To do great writing, read great writing. Here’s the great writing I’m reading this week:
It was a busy week for the news business: two journalists were killed in Libya, Columbia University announced the Pulitzer Prizes, Three Cups of Tea coauthors Greg Mortenson and David Oliver Relin came under fire, and news geeks unveiled an interesting new curation app. Read on.
The 2011 Pulitzer Prizes (Columbia) – Winners included exposes of small-town government corruption from the Los Angeles Times and property insurance gone wrong from the Sarasota Herald-Tribune; a tale of fishing boat lost at sea from the (Newark, N.J.) Start Ledger, and the aftermath of gang violence told through black and white photographs, also from the LA Times. See the complete list of this year’s winners here.
Three Cups of Deceit – Mountaineer and philanthropist Greg Mortenson and his co-author David Oliver Relin are under fire from CBS and bestselling author Jon Krakauer for allegedly making up parts of their popular book Three Cups of Tea and for financial mismanagement at the aid organization that Mortenson started to build schools in Pakistan.
Krakauer outlined his allegations in a 75-page story that he posted on Byliner, a new website for long-form journalism. Morstenson admitted to OutsideOnline that he made mistakes both as a writer and nonprofit manager, but made it clear “that he intends to fight against the most serious allegations and can count on extensive support.”
Meanwhile, Portland-based Relin wouldn’t respond to questions from the Oregonian, which didn’t stop the paper from asking whether he was lied to or failed to check out Mortenson’s story.
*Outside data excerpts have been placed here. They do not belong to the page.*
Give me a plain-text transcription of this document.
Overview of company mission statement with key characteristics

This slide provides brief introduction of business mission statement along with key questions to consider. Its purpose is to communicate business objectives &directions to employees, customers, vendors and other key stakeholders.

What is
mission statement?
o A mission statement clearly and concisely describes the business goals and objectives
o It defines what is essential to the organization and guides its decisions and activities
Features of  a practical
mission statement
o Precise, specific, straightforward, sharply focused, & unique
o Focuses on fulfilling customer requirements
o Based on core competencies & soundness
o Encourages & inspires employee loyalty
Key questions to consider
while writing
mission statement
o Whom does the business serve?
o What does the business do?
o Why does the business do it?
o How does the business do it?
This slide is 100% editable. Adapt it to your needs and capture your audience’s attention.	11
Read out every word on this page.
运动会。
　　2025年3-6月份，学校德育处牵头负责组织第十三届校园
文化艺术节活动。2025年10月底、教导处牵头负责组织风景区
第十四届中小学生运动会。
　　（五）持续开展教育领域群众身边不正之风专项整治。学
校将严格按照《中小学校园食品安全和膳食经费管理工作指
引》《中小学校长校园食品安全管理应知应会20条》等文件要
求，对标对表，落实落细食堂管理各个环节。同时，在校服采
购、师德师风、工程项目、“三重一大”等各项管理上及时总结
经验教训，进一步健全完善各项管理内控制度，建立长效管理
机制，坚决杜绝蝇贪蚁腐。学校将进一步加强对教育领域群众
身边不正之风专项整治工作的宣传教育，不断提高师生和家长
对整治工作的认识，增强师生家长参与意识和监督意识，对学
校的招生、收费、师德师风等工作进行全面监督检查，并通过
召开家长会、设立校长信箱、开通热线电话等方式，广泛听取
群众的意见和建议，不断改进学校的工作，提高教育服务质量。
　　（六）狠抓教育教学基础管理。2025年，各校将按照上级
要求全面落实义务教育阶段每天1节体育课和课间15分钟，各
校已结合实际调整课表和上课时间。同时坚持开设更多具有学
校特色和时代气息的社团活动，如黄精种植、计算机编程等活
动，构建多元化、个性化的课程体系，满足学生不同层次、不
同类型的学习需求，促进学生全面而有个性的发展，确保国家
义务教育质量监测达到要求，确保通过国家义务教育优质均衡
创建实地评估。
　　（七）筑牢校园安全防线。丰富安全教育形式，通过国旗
The Bozeman Daily Chronicle isn’t coming out looking good on this one either. The paper waited until the 27th paragraph of its story on the hometown hero to disclose that an assistant managing editor who’s reported on the philanthropist regularly since 2007 also was hired by his nonprofit to produce an annual publication.
Lazy Eyes: How We Read Online (Slate) – Michael Agger on the difference between reading on screen and off, and what writers should do about it, or not.
News.me Goes Live with Bold New User Experience & Business Model (ReadWriteWeb) – And you thought Flipboard was cool. News.me takes news aggregation to a whole new level, according to RWW’s Marshall Kirkpatrick, who reviews the app after beta testing it for the past couple months. He says:
A collaboration between the New York Times and the data wonks at URL shortener Bitly, News.me shows you the news from other peoples’ perspectives – and other people are very different from ourselves! I have found it quite appealing to use for the last several months – it’s been one of my very favorite ways to learn about the world using my iPad. Even before launch, hundreds of publishing partners are intrigued as well. It’s a strikingly new model for both users and publishers.